Amid the shattering glass, He smiles at the forms and shapes That dance upon the hurtling shards, Like a sunset fragmented Across the horizon.

For a moment, Arches, spires, columns Arrange themselves At speeds unholy By arts unknown. Kingdoms of the elsewhere, Unimagined republics, Crackling with strife, Living and dying all at once.

But within this swirling basin, No great chain reanimates Of bodies corporate, Glinting with incarnate crowns. Their pastures do not throng into Heaven. Nor do their phantasms stream into stone. No, the vaults of those solemn architects Do not mingle with the stars.

And yet, a far off country can be seen In hazy outlines of possibility. Memories of a future lost, Their fragments recovered only In cracks and hisses Between transmissions: “I will come. But not yet.” Instead, powers undreamt of fill the air. Managers of the sovereign void, Mark divisions over the globe Dripping circuits of gleaming slime.
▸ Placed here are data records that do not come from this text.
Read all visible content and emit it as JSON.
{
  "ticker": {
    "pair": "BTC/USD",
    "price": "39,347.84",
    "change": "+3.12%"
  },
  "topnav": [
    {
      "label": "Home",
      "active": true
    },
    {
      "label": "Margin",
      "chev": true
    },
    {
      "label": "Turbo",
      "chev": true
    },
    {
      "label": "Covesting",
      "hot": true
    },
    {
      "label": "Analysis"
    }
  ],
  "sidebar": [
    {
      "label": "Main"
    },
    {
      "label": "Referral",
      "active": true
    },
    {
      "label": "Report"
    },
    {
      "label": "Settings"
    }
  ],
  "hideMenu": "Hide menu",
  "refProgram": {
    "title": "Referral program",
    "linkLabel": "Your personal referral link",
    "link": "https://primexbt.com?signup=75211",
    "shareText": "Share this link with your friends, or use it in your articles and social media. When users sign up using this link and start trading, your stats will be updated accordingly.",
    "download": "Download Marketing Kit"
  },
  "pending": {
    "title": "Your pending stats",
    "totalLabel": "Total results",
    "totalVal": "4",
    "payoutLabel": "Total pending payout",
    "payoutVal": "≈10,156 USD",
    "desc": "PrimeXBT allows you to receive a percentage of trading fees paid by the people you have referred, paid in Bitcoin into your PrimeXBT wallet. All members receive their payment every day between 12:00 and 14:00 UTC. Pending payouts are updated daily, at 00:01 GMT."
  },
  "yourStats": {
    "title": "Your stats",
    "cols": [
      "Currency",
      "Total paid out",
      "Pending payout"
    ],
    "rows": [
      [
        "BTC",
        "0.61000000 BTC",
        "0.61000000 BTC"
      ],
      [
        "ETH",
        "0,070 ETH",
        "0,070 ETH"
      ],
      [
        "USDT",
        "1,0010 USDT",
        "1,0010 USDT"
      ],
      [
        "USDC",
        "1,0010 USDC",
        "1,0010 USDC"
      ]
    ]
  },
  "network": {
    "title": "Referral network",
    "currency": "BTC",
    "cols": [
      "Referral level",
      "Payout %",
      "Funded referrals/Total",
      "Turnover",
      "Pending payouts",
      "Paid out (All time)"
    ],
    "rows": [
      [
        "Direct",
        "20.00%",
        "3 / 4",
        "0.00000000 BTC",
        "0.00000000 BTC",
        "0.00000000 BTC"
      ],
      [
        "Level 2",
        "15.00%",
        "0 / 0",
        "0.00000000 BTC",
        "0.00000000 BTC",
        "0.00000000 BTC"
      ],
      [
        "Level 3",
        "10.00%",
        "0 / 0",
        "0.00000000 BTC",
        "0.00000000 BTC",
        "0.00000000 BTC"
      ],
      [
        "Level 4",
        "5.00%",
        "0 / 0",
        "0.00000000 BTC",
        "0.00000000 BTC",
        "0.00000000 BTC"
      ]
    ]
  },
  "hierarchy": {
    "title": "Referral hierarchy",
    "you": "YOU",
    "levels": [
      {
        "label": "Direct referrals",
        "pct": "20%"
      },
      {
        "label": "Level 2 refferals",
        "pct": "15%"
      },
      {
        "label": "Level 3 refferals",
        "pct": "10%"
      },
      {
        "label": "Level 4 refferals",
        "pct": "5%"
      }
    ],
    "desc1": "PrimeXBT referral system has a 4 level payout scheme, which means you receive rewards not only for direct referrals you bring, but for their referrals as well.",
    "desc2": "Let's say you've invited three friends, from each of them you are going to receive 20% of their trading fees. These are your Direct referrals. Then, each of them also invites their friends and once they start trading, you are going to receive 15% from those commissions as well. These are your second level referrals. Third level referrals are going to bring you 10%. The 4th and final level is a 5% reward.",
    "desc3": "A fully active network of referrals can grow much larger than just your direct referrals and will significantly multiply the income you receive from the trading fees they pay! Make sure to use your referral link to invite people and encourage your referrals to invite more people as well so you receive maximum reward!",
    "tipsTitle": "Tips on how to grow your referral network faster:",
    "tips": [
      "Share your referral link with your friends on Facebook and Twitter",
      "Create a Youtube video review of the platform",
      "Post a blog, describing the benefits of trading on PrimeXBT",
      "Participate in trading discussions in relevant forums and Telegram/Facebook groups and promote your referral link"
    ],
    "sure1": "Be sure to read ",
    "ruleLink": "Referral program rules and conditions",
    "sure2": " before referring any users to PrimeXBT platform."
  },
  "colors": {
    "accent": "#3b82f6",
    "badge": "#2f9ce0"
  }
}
Pulsating, but not breathing, They restrain vast winds and waters, With grim institutes, Bringing forth a new desert Its vitreous diadem restored.

All that was before, And all that comes after Are useless to him. His life is spent In those moments of collapse. Each one a private Valhalla Every shard enshrined. And the hoary gods lead him Up avenues, through gardens, In the dying light, To take his place Among the statuary In the final alcove.